Authors: Ed Manley*, University College London
Topics: Spatial Analysis & Modeling, Behavioral Geography, Geographic Information Science and Systems
Keywords: spatial cognition, GIS, urban
Session Type: Paper
Start / End Time: 10:00 AM / 11:40 AM
Room: Bayside A, Sheraton, 4th Floor
We analyse urban systems using geospatial data, yet the humans at the heart of these urban systems do not view the city in the same terms. Years of research in neuroscience and behavioural geography has shown that human spatial cognition is subjective, experiential, biased by spatial features, and skewed by error. Geospatial data, on the other hand, is a near-perfect representation of the geometry and configuration of space, and thus a poor reflection of human cognition.
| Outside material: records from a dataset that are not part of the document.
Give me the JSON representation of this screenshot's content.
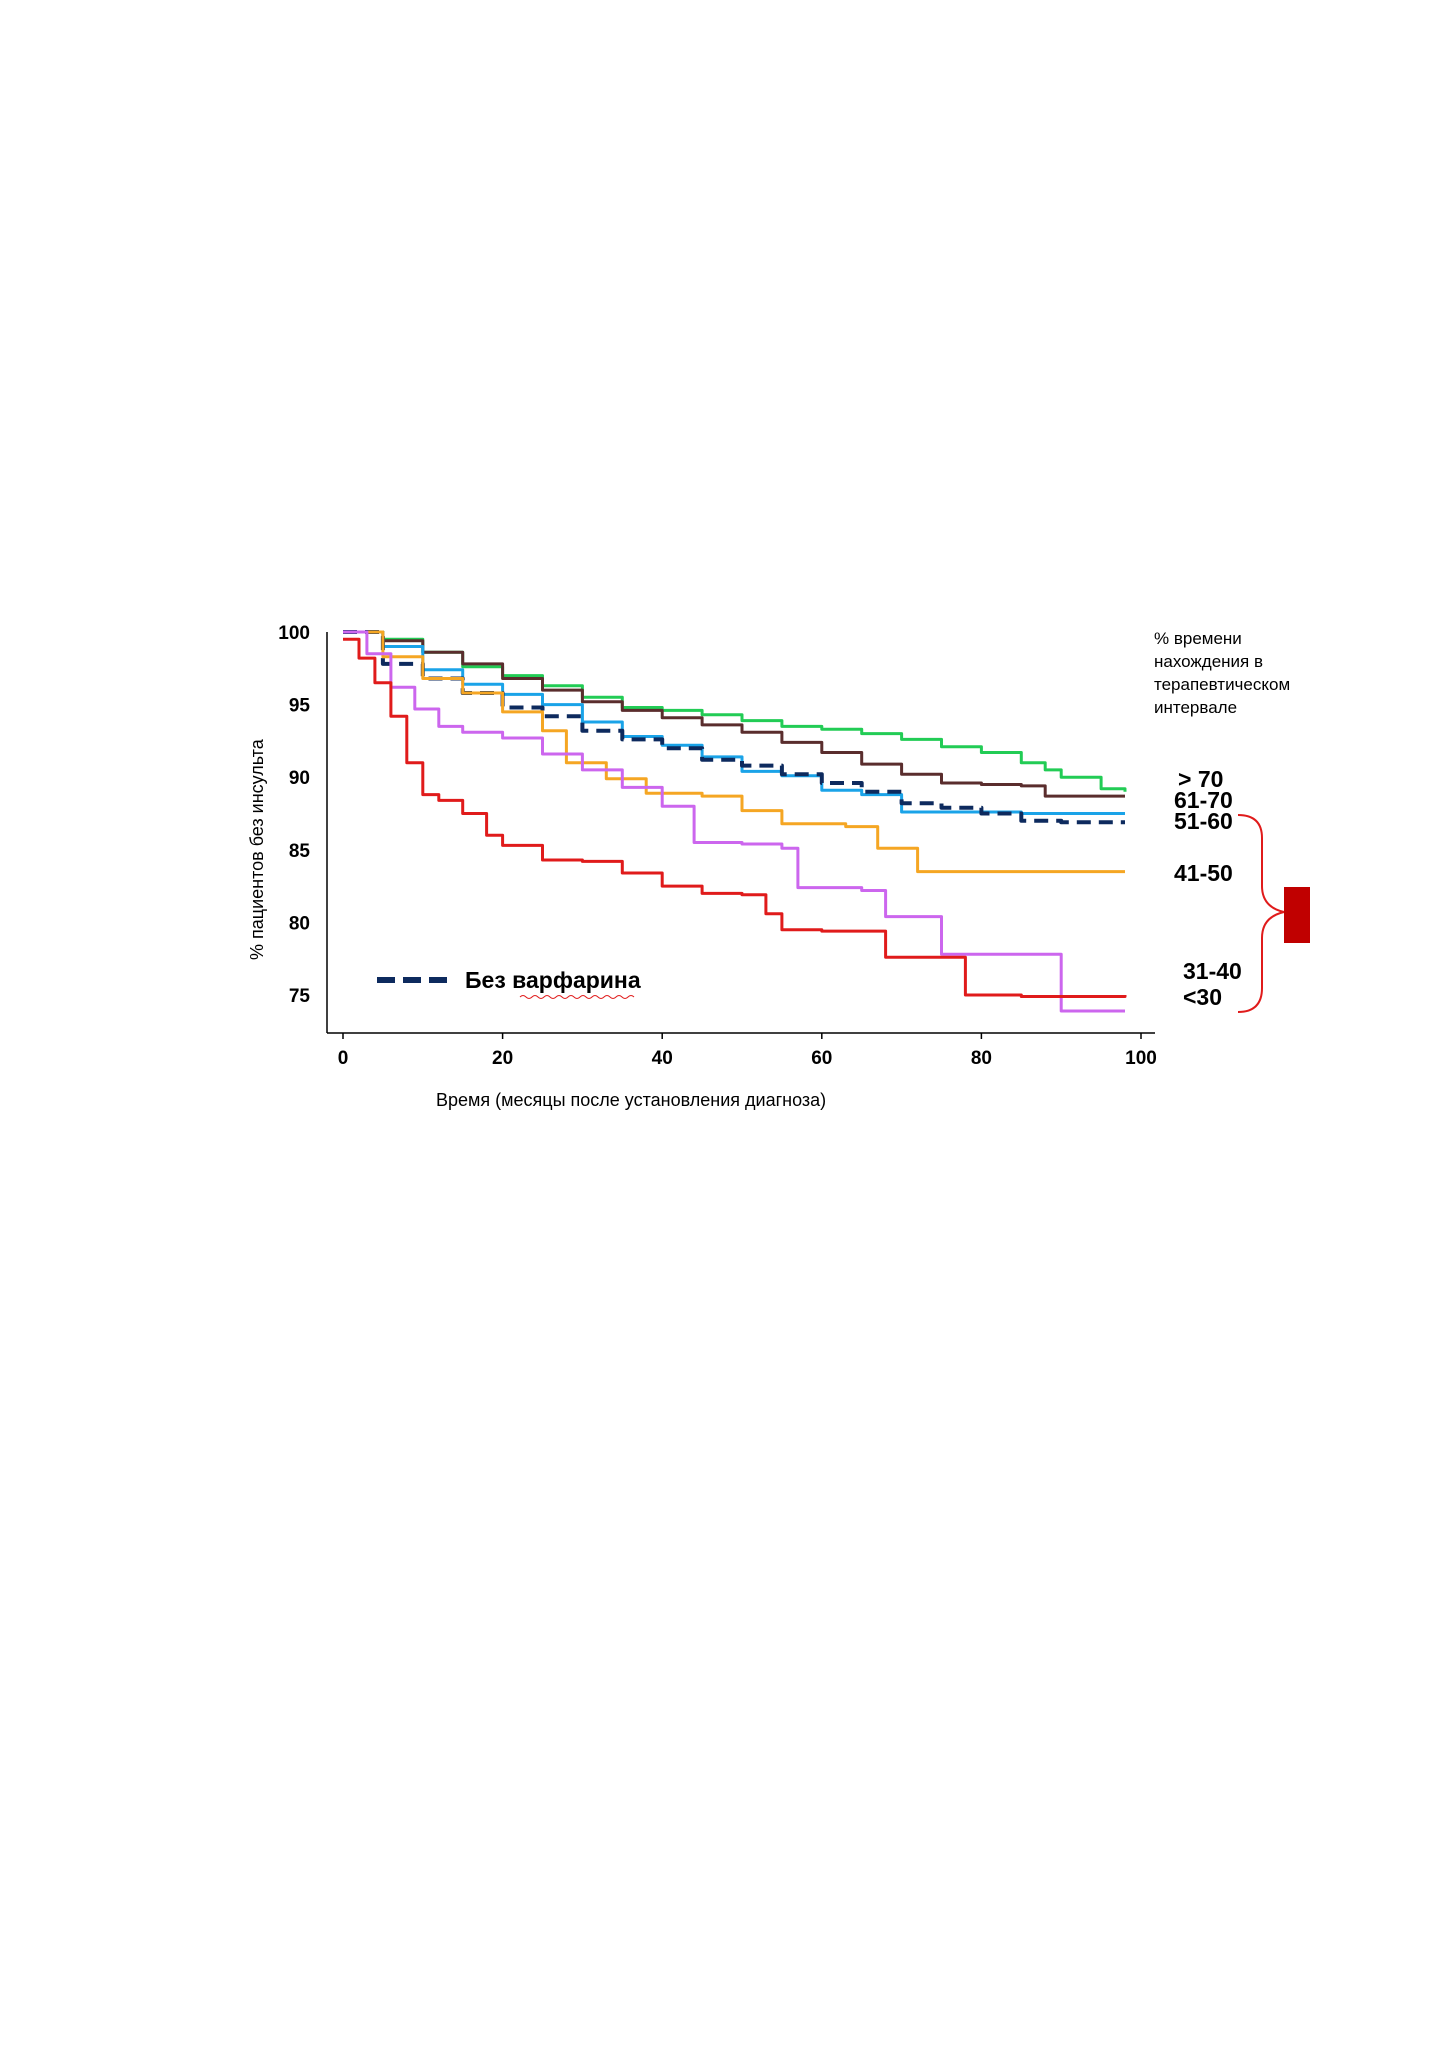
{
  "chart_data": {
    "type": "line",
    "step": true,
    "xlabel": "Время (месяцы после установления диагноза)",
    "ylabel": "% пациентов   без инсульта",
    "xlim": [
      0,
      100
    ],
    "ylim": [
      73,
      100
    ],
    "xticks": [
      0,
      20,
      40,
      60,
      80,
      100
    ],
    "yticks": [
      75,
      80,
      85,
      90,
      95,
      100
    ],
    "grid": false,
    "legend_title": "% времени нахождения в терапевтическом интервале",
    "legend_title_lines": [
      "% времени",
      "нахождения в",
      "терапевтическом",
      "интервале"
    ],
    "band_labels": [
      "> 70",
      "61-70",
      "51-60",
      "41-50",
      "31-40",
      "<30"
    ],
    "no_warfarin_label": "Без варфарина",
    "series": [
      {
        "name": "> 70",
        "color": "#22cc55",
        "dashed": false,
        "x": [
          0,
          5,
          10,
          15,
          20,
          25,
          30,
          35,
          40,
          45,
          50,
          55,
          60,
          65,
          70,
          75,
          80,
          85,
          88,
          90,
          95,
          98
        ],
        "y": [
          100,
          99.5,
          98.6,
          97.6,
          97.0,
          96.3,
          95.5,
          94.8,
          94.6,
          94.3,
          93.9,
          93.5,
          93.3,
          93.0,
          92.6,
          92.1,
          91.7,
          91.0,
          90.5,
          90.0,
          89.2,
          89.0
        ]
      },
      {
        "name": "61-70",
        "color": "#5a2d2d",
        "dashed": false,
        "x": [
          0,
          5,
          10,
          15,
          20,
          25,
          30,
          35,
          40,
          45,
          50,
          55,
          60,
          65,
          70,
          75,
          80,
          85,
          88,
          98
        ],
        "y": [
          100,
          99.4,
          98.6,
          97.8,
          96.8,
          96.0,
          95.2,
          94.6,
          94.1,
          93.6,
          93.1,
          92.4,
          91.7,
          90.9,
          90.2,
          89.6,
          89.5,
          89.4,
          88.7,
          88.7
        ]
      },
      {
        "name": "51-60",
        "color": "#1aa3e8",
        "dashed": false,
        "x": [
          0,
          5,
          10,
          15,
          20,
          25,
          30,
          35,
          40,
          45,
          50,
          55,
          60,
          65,
          70,
          75,
          80,
          85,
          90,
          98
        ],
        "y": [
          100,
          99.0,
          97.4,
          96.4,
          95.7,
          95.0,
          93.8,
          92.8,
          92.2,
          91.4,
          90.4,
          90.1,
          89.1,
          88.8,
          87.6,
          87.6,
          87.6,
          87.5,
          87.5,
          87.5
        ]
      },
      {
        "name": "Без варфарина",
        "color": "#0d2a5e",
        "dashed": true,
        "x": [
          0,
          5,
          10,
          15,
          20,
          25,
          30,
          35,
          40,
          45,
          50,
          55,
          60,
          65,
          70,
          75,
          80,
          85,
          90,
          98
        ],
        "y": [
          100,
          97.8,
          96.8,
          95.8,
          94.8,
          94.2,
          93.2,
          92.6,
          92.0,
          91.2,
          90.8,
          90.2,
          89.6,
          89.0,
          88.2,
          87.9,
          87.5,
          87.0,
          86.9,
          86.9
        ]
      },
      {
        "name": "41-50",
        "color": "#f5a623",
        "dashed": false,
        "x": [
          0,
          5,
          10,
          15,
          20,
          25,
          28,
          33,
          38,
          45,
          50,
          55,
          60,
          63,
          67,
          72,
          78,
          85,
          98
        ],
        "y": [
          100,
          98.3,
          96.8,
          95.8,
          94.5,
          93.2,
          91.0,
          89.9,
          88.9,
          88.7,
          87.7,
          86.8,
          86.8,
          86.6,
          85.1,
          83.5,
          83.5,
          83.5,
          83.5
        ]
      },
      {
        "name": "<30",
        "color": "#cc66ee",
        "dashed": false,
        "x": [
          0,
          3,
          6,
          9,
          12,
          15,
          20,
          25,
          30,
          35,
          40,
          44,
          50,
          55,
          57,
          60,
          65,
          68,
          70,
          74,
          75,
          80,
          88,
          90,
          95,
          98
        ],
        "y": [
          100,
          98.5,
          96.2,
          94.7,
          93.5,
          93.1,
          92.7,
          91.6,
          90.5,
          89.3,
          88.0,
          85.5,
          85.4,
          85.1,
          82.4,
          82.4,
          82.2,
          80.4,
          80.4,
          80.4,
          77.8,
          77.8,
          77.8,
          73.9,
          73.9,
          73.9
        ]
      },
      {
        "name": "31-40",
        "color": "#e01b1b",
        "dashed": false,
        "x": [
          0,
          2,
          4,
          6,
          8,
          10,
          12,
          15,
          18,
          20,
          25,
          30,
          35,
          40,
          45,
          50,
          53,
          55,
          60,
          65,
          68,
          72,
          75,
          78,
          85,
          98
        ],
        "y": [
          99.5,
          98.2,
          96.5,
          94.2,
          91.0,
          88.8,
          88.4,
          87.5,
          86.0,
          85.3,
          84.3,
          84.2,
          83.4,
          82.5,
          82.0,
          81.9,
          80.6,
          79.5,
          79.4,
          79.4,
          77.6,
          77.6,
          77.6,
          75.0,
          74.9,
          75.0
        ]
      }
    ]
  }
}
It may be argued, therefore, that some areas of geospatial analysis and modelling are inhibited from the basic unit of analysis, and that a reconsideration of how we represent space during the analysis of cities is overdue. In this paper, exploratory methods for the development of a ‘cognitive’, augmented form of GIS are presented. Making use of conventional geospatial representations, machine learning, and network analysis methods, in addition to traditional spatial cognition experimentation, new approaches to modelling geographic space are presented. Using these new models of space, it will be explored how geospatial phenomena, and in particular, economic activity, crime patterns, and mobility can be analysed and modelled with greater specificity within a cognitive GIS framework, relative to conventional models of space.